Dormindo na morte que não acontece

O dormir é falta de morrer. Não durmo. Dormir é a eternidade de sonhar, onde vivo acordada. As pessoas não são de verdade, para não ter ilusões, chorar é ilusão da alma, é quando eu sou eu por uma ilusão, não na ilusão. Acordo sem despertar, é quando sinto que perdi minha alma pra vida. Nada me resta senão sorrir. Apenas na ilusão não posso brincar com a vida, com a realidade. Nunca chegarei até a alma, ela está além de mim. Nós nos comunicamos em sopros de saudade, onde nada se precisa falar, tudo é amor entre mim e minha alma, por isso, esse abismo entre nós: reflete-se no amanhecer. Se para não morrer eu tiver que amanhecer, reinvente-me, se descubra ao viver. Juntas estaremos como uma ilusão em sonhos, onde terei novas lembranças, mais tristes que a vida. Quem sabe? Nós nos cruzamos em algum momento? Apenas para nos refazer de nós. Saí de dentro da alma para a eternidade da solidão. Saí de dentro da alma, não tendo alma isso é solidão absoluta.

Harmonia

O nada aparece na sombra da inconsciência, como o sol da vida dentro da escuridão de ser, me deixa sem o interior, sem o nada. O nada são mãos fortes que sustentam a vida com amor. O amor mantém o nada no olhar, sem a névoa da vida. O nada no nada não é tudo, é ver ao sonhar, onde tudo desaparece, no que a vida me deixou. Será que a vida me deixou tão pouco, que me entrego ao sonho? Será que sou diferente da realidade? Ser um sonho é ser presença em mim, não na vida. A harmonia dá lugar ao mar, que é o infinito de mim. O infinito perde o céu. Há lembranças que falam e se escutam. Tudo sou ao escutar o nada de mim, sem a sombra da fala, que polui o amanhecer sem sol. O sol no meu coração me acorda sem luz, sem o amor de iluminar, de ser dia outra vez.

Decadência de morrer

Morrer como se eu não pudesse suspirar por mim. Suspirar é morrer, posso suspirar por mim. De mim nada restará da morte. A ausência é falta de me despedir da morte com a morte.

Desassossego sem caos

O desassossego, em harmonia com a alma, é plenitude. A vida não tem margem nem a morte é um descanso. A desolação é a margem de tudo, onde descanso da minha tristeza. Tristeza é o fim da desolação.

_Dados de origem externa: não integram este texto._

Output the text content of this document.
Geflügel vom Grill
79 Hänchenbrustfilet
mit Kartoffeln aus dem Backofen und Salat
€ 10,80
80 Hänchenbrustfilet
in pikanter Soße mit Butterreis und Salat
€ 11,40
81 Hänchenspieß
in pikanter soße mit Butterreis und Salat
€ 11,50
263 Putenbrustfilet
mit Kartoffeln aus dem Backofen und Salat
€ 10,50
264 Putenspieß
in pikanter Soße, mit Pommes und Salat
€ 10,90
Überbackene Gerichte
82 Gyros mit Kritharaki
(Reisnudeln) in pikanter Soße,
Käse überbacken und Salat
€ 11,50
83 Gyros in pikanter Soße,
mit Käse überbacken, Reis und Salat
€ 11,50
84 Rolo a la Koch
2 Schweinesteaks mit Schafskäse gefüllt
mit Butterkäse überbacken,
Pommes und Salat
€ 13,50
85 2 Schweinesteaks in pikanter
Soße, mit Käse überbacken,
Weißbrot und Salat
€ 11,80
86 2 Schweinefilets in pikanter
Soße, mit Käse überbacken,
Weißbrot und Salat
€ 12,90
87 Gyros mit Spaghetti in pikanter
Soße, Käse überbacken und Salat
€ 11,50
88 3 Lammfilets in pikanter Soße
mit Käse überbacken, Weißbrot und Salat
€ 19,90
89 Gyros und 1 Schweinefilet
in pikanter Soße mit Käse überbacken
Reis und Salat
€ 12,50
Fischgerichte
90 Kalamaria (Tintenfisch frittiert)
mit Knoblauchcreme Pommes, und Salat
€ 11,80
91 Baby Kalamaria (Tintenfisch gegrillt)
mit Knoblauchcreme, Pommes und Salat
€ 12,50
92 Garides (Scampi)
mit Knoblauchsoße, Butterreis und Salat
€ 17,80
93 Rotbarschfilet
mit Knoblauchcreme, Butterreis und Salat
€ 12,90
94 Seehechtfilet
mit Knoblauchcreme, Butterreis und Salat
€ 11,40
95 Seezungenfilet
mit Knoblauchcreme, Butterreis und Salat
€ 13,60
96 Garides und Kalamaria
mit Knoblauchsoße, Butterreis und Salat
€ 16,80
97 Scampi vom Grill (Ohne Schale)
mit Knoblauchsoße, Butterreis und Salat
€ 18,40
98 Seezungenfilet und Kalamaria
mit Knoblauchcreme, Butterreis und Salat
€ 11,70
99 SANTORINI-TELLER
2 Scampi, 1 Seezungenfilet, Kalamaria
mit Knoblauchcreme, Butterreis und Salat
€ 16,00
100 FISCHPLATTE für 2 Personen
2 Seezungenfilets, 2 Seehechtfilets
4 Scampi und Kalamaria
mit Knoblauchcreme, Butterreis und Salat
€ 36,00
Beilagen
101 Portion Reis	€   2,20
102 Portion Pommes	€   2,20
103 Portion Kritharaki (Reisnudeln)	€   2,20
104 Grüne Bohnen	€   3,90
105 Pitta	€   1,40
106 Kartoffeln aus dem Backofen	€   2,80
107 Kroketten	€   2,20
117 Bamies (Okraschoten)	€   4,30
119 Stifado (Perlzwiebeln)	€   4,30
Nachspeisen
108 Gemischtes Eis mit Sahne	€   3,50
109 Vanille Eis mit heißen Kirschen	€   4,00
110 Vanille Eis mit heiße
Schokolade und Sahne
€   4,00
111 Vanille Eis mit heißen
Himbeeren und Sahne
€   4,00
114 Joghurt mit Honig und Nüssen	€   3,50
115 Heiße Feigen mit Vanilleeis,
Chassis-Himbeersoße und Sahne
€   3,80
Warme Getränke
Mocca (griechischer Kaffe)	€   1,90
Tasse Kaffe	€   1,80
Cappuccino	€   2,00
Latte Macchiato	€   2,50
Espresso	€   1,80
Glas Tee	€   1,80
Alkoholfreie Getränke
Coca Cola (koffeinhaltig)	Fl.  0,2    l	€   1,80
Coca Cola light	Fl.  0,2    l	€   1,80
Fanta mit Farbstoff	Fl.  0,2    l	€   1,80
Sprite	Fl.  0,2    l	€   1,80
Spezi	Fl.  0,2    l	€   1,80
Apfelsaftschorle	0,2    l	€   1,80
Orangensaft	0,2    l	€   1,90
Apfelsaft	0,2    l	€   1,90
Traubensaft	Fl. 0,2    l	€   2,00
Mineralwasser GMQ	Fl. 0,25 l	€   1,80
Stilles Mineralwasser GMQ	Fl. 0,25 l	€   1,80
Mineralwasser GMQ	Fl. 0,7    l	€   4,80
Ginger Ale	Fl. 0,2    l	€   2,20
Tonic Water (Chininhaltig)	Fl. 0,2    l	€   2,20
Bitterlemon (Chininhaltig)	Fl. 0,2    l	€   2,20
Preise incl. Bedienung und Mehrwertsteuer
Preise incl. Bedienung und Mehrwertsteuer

Abandono-me até nos meus sonhos

Sonhar é nunca dizer adeus, é fazer do adeus uma fala de amor para o ficar. O adeus é o sossego da alma, é onde a alma pode morrer em mim, na minha paz, para descansar sua eternidade exausta de amor. Terminar de existir é existir mais ainda. Existir no fim é nunca existir.

Exclusão

O céu é tão pequeno no meu amor, que cabe nas minhas mãos, assim, não exclui o amor de mim, por sentir o céu nas minhas mãos: isto é viver. O pensamento é imaginação. A alma vive de si mesma. Nada na alma é real, seu amor é real: tão real que parece irreal. A sombra é a irrealidade do olhar. Olhar é a irrealidade de Deus. Vejo Deus no amor. A inspiração cega o real e meus olhos não existem mais. A existência é o irreal. Posso tornar o irreal real pelo teu olhar, tristeza. Ser triste é dizer adeus à tristeza. Não há exclusão da alma, tristeza é alma. A luz é falta de alma. A falta de alma faz eu não notar o que me falta. A falta torna-se meu amor por mim. Respirar é falta de vida. Apenas pela alma encontro o nada sem sonhos, é um alívio, uma gratidão eterna com Deus é Deus em mim.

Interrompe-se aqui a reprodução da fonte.